Linah did not reply. He thought only of the drainage that was eternal now. Set in motion and kept in motion by its necessity.

“Will you do a memorial for me?” Semph asked.

Linah nodded. “It’s traditional.”

Semph smiled softly. “Then do it for them; not for me. I’m the one who devised the vessel of their death, and I don’t need it. But choose one of them; not a very important one, but one that will mean everything to them if they find it, and understand. Erect the memorial in my name to that one. Will you?”

Linah nodded.

“Will you?” Semph asked. His eyes were closed, and he could not see the nod.

“Yes. I will,” Linah said. But Semph could not hear. The flux began and ended, and Linah was alone in the cupped silence of loneliness.

The statue was placed on a far planet of a far star in a time that was ancient while yet never having been born. It existed in the minds of men who would come later. Or never.

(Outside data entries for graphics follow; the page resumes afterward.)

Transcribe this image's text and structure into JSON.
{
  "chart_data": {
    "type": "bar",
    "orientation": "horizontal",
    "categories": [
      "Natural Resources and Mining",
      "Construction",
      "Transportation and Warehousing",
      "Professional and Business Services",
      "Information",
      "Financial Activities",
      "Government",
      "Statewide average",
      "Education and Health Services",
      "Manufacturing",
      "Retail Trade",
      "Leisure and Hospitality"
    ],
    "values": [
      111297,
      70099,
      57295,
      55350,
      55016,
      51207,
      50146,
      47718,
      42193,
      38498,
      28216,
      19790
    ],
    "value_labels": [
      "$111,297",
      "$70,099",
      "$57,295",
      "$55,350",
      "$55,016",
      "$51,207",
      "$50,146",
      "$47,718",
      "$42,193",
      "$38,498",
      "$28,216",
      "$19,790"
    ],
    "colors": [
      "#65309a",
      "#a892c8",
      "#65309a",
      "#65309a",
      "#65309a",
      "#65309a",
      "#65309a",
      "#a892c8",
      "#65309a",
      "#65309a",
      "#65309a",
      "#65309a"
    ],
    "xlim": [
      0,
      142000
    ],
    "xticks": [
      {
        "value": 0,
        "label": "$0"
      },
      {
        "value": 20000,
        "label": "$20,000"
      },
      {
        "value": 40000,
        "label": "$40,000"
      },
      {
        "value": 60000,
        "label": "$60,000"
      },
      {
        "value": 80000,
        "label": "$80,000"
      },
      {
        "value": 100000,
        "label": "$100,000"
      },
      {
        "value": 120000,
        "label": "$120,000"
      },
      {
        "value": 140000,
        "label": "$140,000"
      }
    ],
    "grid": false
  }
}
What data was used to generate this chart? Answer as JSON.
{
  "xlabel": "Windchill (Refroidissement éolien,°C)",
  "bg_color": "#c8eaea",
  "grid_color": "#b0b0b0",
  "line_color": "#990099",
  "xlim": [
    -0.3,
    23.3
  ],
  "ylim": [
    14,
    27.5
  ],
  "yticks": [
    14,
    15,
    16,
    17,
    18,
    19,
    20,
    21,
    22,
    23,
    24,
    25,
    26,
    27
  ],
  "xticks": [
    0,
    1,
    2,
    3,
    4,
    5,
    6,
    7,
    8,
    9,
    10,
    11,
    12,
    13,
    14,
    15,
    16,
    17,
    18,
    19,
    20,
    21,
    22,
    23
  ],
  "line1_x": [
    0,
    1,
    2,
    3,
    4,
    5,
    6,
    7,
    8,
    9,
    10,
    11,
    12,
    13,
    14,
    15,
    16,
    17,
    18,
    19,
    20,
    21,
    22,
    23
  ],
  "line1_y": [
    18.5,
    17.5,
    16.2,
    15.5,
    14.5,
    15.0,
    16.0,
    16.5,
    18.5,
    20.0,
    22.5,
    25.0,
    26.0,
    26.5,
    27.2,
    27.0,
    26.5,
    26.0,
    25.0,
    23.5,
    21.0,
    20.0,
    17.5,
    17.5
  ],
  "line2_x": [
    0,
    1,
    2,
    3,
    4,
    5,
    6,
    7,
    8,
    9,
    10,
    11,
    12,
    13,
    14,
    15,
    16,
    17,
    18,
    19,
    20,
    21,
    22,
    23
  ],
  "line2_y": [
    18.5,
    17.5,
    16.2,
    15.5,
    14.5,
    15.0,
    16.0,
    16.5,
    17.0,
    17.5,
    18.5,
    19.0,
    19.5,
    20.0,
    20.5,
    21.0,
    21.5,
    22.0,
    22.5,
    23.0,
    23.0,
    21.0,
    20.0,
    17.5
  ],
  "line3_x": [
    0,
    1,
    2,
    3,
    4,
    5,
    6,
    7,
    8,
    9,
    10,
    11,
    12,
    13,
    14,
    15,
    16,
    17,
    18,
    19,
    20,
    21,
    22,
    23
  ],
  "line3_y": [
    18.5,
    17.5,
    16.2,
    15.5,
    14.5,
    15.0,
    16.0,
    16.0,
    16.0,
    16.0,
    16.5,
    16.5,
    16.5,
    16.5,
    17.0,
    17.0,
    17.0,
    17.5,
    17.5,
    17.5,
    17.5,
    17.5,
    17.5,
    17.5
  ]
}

But if they did, they would know that hell was with them, that there was a Heaven that men called Heaven, and in it there was a center from which all madness flowed; and once within that center, there was peace.


In the remains of a blasted building that had been a shirt factory, in what had been Stuttgart, Friedrich Drucker found a many-colored box. Maddened by hunger and the memory of having eaten human flesh for weeks, the man tore at the lid of the box with the bloodied stubs of his fingers. As the box flew open, pressed at a certain point, cyclones rushed out past the terrified face of Friedrich Drucker. Cyclones and dark, winged, faceless shapes that streaked away into the night, followed by a last wisp of purple smoke smelling strongly of decayed gardenias.